Now, I am a devoted White Sox fan and have been since I was a little boy. I remember falling asleep listening to Bob Elson on the radio, broadcasting the games for Friendly Bob Adams and Household Finance. And even though I've lived on the Northwest Side for 25 years, I've stayed a Sox fan, raising all of my children in the one true faith.
Allegiance to a baseball team is not something you change with the fashions. It is infused in your bones and your sinews and your synapses. It is part of what you are and who you are.
In Chicago, of course, we have both Cub fans and Sox fans. And for the most part, the rivalry is friendly... if somewhat pointed. You may have heard the song, "South Side Irish" over the recent high holy days. Chris, from The Partnership for an Idiot-Free America put up all the lyrics in a recent entry, but the last part of the last verse illustrates the point:
Our beloved Go Go White Sox -- and whoever plays the Cubs.
On Opening Day, everyone is in first place. Even the Cubs.

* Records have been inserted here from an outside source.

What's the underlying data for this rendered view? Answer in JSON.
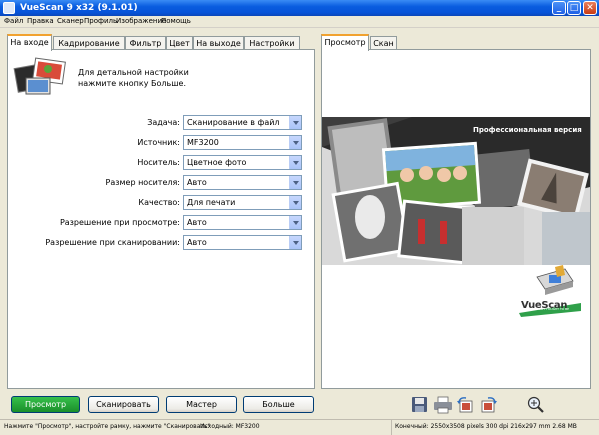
{
  "window": {
    "title": "VueScan 9 x32 (9.1.01)",
    "minimize": "_",
    "maximize": "□",
    "close": "✕"
  },
  "menu": [
    "Файл",
    "Правка",
    "Сканер",
    "Профиль",
    "Изображение",
    "Помощь"
  ],
  "left_tabs": [
    "На входе",
    "Кадрирование",
    "Фильтр",
    "Цвет",
    "На выходе",
    "Настройки"
  ],
  "right_tabs": [
    "Просмотр",
    "Скан"
  ],
  "hint": {
    "line1": "Для детальной настройки",
    "line2": "нажмите кнопку Больше."
  },
  "fields": [
    {
      "label": "Задача:",
      "value": "Сканирование в файл"
    },
    {
      "label": "Источник:",
      "value": "MF3200"
    },
    {
      "label": "Носитель:",
      "value": "Цветное фото"
    },
    {
      "label": "Размер носителя:",
      "value": "Авто"
    },
    {
      "label": "Качество:",
      "value": "Для печати"
    },
    {
      "label": "Разрешение при просмотре:",
      "value": "Авто"
    },
    {
      "label": "Разрешение при сканировании:",
      "value": "Авто"
    }
  ],
  "preview": {
    "banner": "Профессиональная версия",
    "logo": "VueScan",
    "logo_tagline": "THE WAY IT OUGHT TO BE"
  },
  "buttons": {
    "preview": "Просмотр",
    "scan": "Сканировать",
    "wizard": "Мастер",
    "more": "Больше"
  },
  "toolbar_icons": [
    "save-icon",
    "print-icon",
    "rotate-left-icon",
    "rotate-right-icon",
    "zoom-icon"
  ],
  "status": {
    "hint": "Нажмите \"Просмотр\", настройте рамку, нажмите \"Сканировать\"",
    "device": "Исходный: MF3200",
    "output": "Конечный: 2550x3508 pixels 300 dpi 216x297 mm 2.68 MB"
  }
}
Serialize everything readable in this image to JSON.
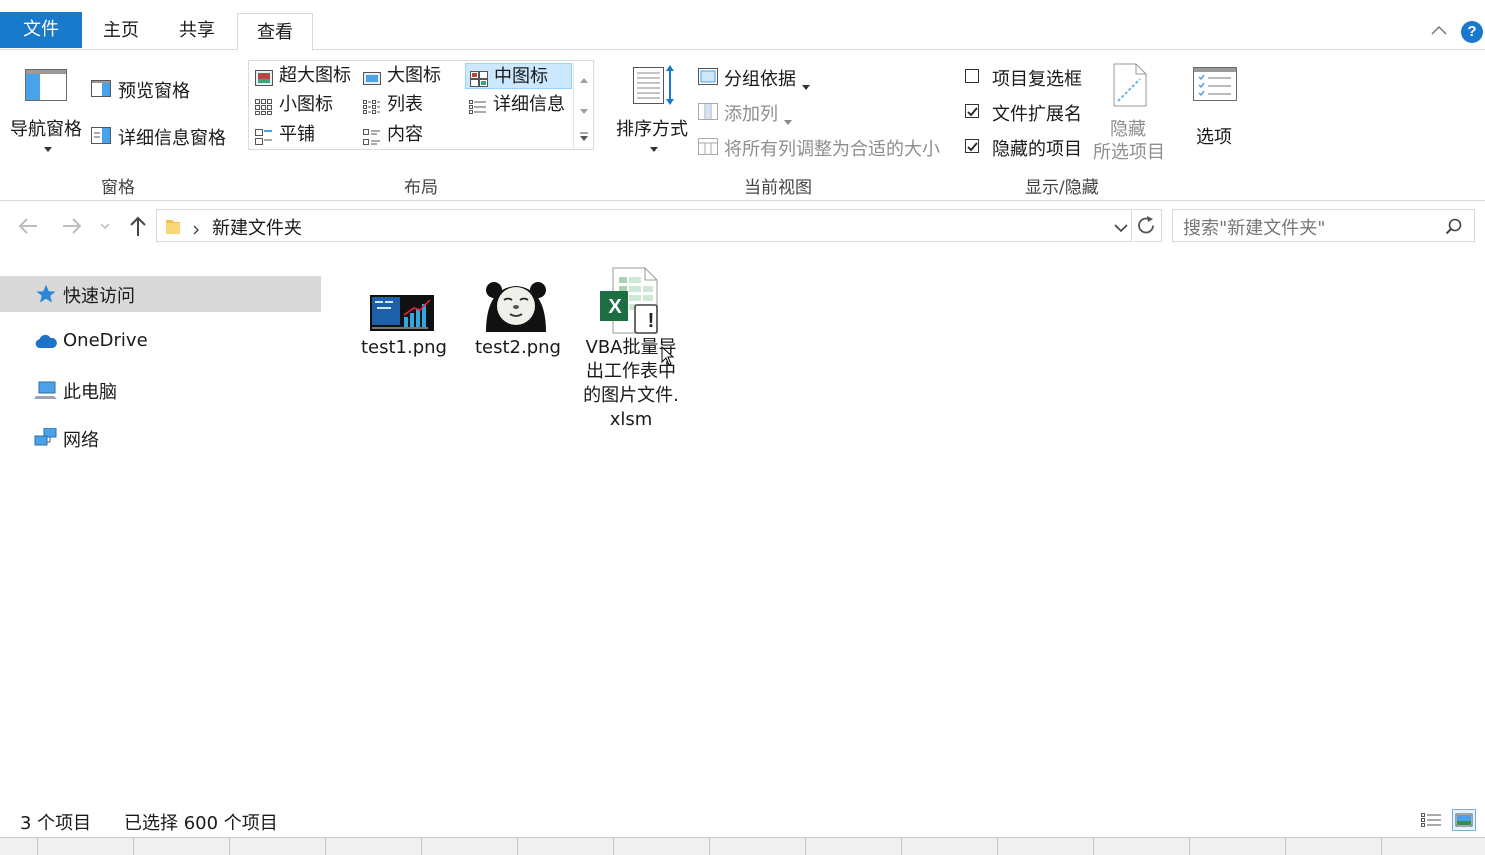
{
  "tabs": {
    "file": "文件",
    "home": "主页",
    "share": "共享",
    "view": "查看"
  },
  "help_glyph": "?",
  "ribbon": {
    "panes": {
      "group_label": "窗格",
      "nav_pane": "导航窗格",
      "preview_pane": "预览窗格",
      "details_pane": "详细信息窗格"
    },
    "layout": {
      "group_label": "布局",
      "extra_large": "超大图标",
      "large": "大图标",
      "medium": "中图标",
      "small": "小图标",
      "list": "列表",
      "details": "详细信息",
      "tiles": "平铺",
      "content": "内容",
      "selected": "中图标"
    },
    "current_view": {
      "group_label": "当前视图",
      "sort_by": "排序方式",
      "group_by": "分组依据",
      "add_columns": "添加列",
      "size_all_columns": "将所有列调整为合适的大小"
    },
    "show_hide": {
      "group_label": "显示/隐藏",
      "item_checkboxes": "项目复选框",
      "item_checkboxes_checked": false,
      "file_extensions": "文件扩展名",
      "file_extensions_checked": true,
      "hidden_items": "隐藏的项目",
      "hidden_items_checked": true,
      "hide_selected_1": "隐藏",
      "hide_selected_2": "所选项目",
      "options": "选项"
    }
  },
  "address": {
    "path": "新建文件夹",
    "search_placeholder": "搜索\"新建文件夹\""
  },
  "nav_pane": {
    "items": [
      {
        "label": "快速访问",
        "icon": "star-icon"
      },
      {
        "label": "OneDrive",
        "icon": "cloud-icon"
      },
      {
        "label": "此电脑",
        "icon": "computer-icon"
      },
      {
        "label": "网络",
        "icon": "network-icon"
      }
    ]
  },
  "files": [
    {
      "name": "test1.png",
      "icon": "image-thumbnail"
    },
    {
      "name": "test2.png",
      "icon": "panda-meme-thumbnail"
    },
    {
      "name": "VBA批量导出工作表中的图片文件.xlsm",
      "icon": "excel-macro-icon",
      "excel_letter": "X",
      "warning_glyph": "!"
    }
  ],
  "status": {
    "count": "3 个项目",
    "selected": "已选择 600 个项目"
  },
  "colors": {
    "accent": "#1979ca",
    "selection": "#cce8ff",
    "nav_highlight": "#d9d9d9",
    "excel_green": "#1d6f42"
  }
}
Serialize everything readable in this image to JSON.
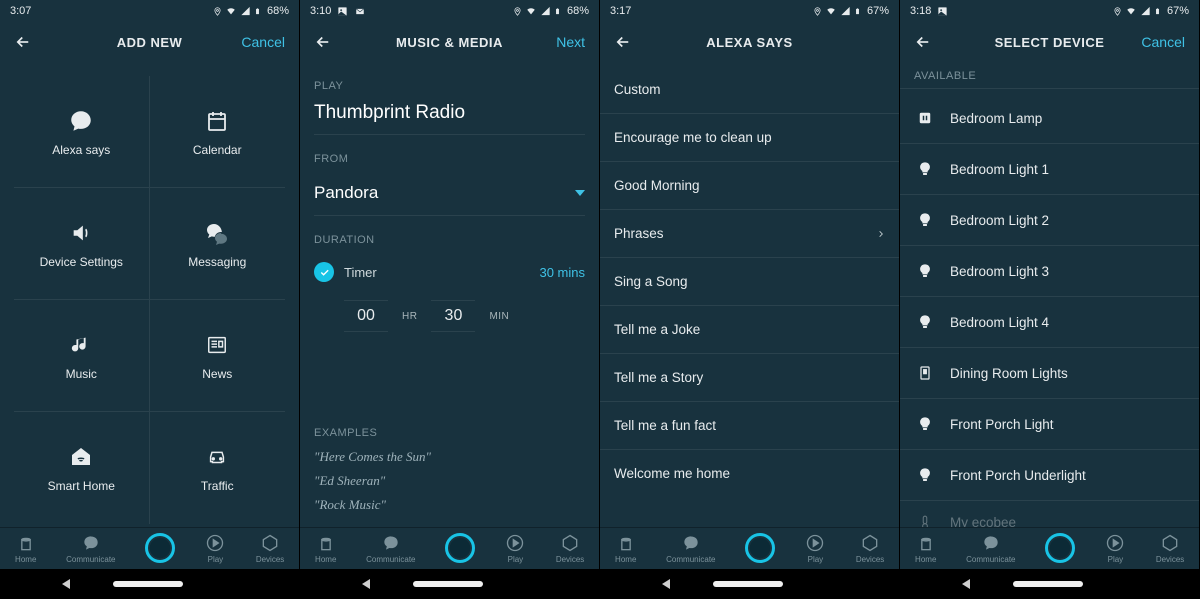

This year, Cub fans have particular reason to be optimistic. They have a new manager, Lou Piniella, and their team has spent the gross national product of a small country on free agents.
But some things don't change: Kerry Wood and Mark Prior will probably start the season on the disabled list. And poor Piniella -- who looked so tanned and rested last year on the Fox baseball broadcasts -- will probably melt down before Memorial Day.
Because team allegiance is encoded in your DNA, reasonable Sox fans don't mind serious Cub fans. Because they can be just as serious as any fan of a real baseball team... no, wait, let me rephrase that.
Oldest Son graduated from grammar school in 1999 -- during the Cubs / Sox interleague series. We were invited to a graduation party that day at the home of true blue Cub fans. The grandmother of Oldest Son's classmate, a German immigrant and a sweet lady on almost all other occasions, was (and is) the most fanatical of the bunch.
We arrived late to the party, because we had a delay at the restaurant. So we had a chance to see the game that day... and the Sox won... sweeping the series as I recall.
I walked in and said hello to our hosts and then went in search of the grandmother. I said hello to her.
And she hit me.
"All I said was hello!" I protested.
"Ja," she said, "but I know vat chu vas thinking!"
For her sake, I hope the Cubs do well this year. It would even be wonderful if the Cubs made it to the World Series... as long as they play the White Sox.
And the Sox sweep.
But let's not get ahead of ourselves: It's time to savor the arrival of Opening Day. And the hope that springs eternal... every Spring.
Besides, if you're in the same boat I am, Opening Day is all we have to look forward to: My NCAA bracket is toast.